Non-payrolled benefits in kind- time limit for making good withdrawn from the Finance Act

Non-payrolled benefits in kind- time limit for making good withdrawn from the Finance Act

Thu 11 May 2017

The loss of draft Finance Bill 2017 Clause 3 (when the draft Finance Bill clauses were published) leaves proposals to change the time limits for making good certain benefits in kind (BiKs) in limbo. These were uncontroversial proposals which would have made time limits more consistent if not yet uniform but fell victim to the time pressure that resulted from the snap General Election.

The possibility remains that the ‘discarded’ Cl.3 will re-emerge in a new post-election Finance Bill largely unchanged and in practice the new deadlines for making-good will still be introduced as planned. The earliest year that was to be affected by Cl.3 was, and may well still be the current year, 2017/18 which would not cause major logistical problems in practice since the change would introduce a making-good time limit which would not fall until the 2017/18 P11D deadline of 6 July 2018.

6 July deadline for making good

The general deadline of 6 July following the end of the year for making good the value of taxable benefits makes a lot of sense, since that is also the P11D submission deadline and is more generous than the Government’s original proposal of 1 June. The 6 July deadline will apply to all BiKs subject to the general charging provisions and in particular:

·         non-cash vouchers;
·         credit tokens;
·         residential accommodation of any value;
·         cars;
·         vans; and
·         fuel for company cars and vans.
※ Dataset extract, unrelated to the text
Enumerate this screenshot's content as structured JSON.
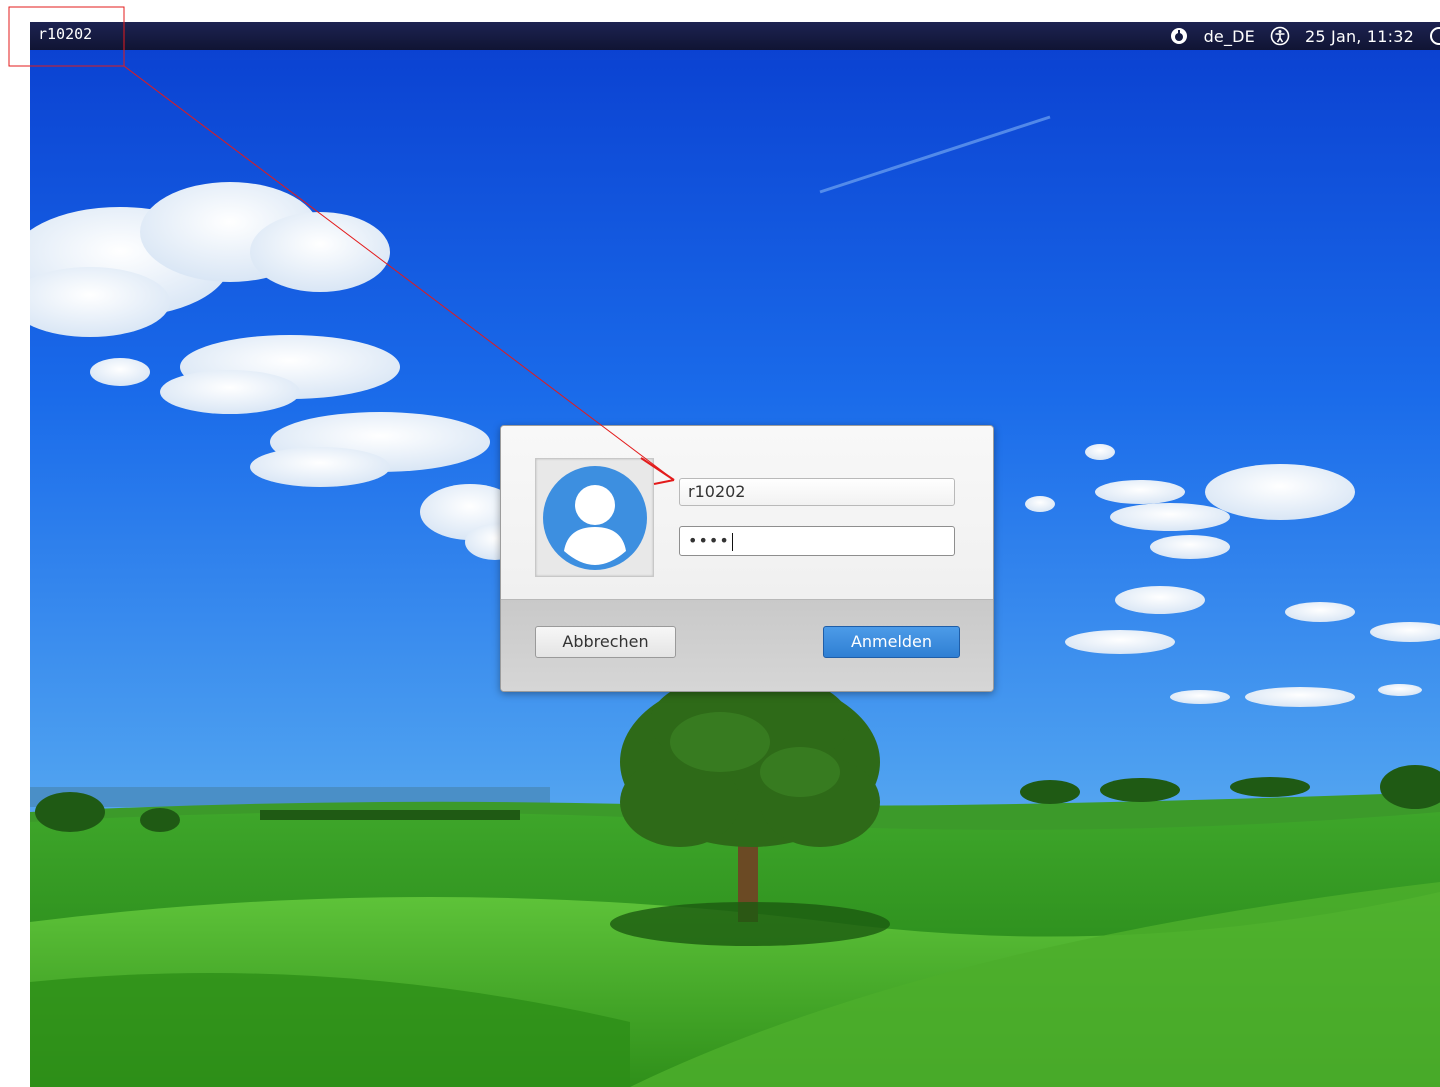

Beneficial loans unchanged- no fixed deadline

The one major exception to this change relates to loans provided by reason of employment. At present there is no strict legal time limit for paying interest on an employment-related loan: an employee who pays interest after the amount of the benefit has been assessed can claim under Income Tax (Trading and Other Income) Act 2005 s 191 for the benefit assessed to be reduced accordingly.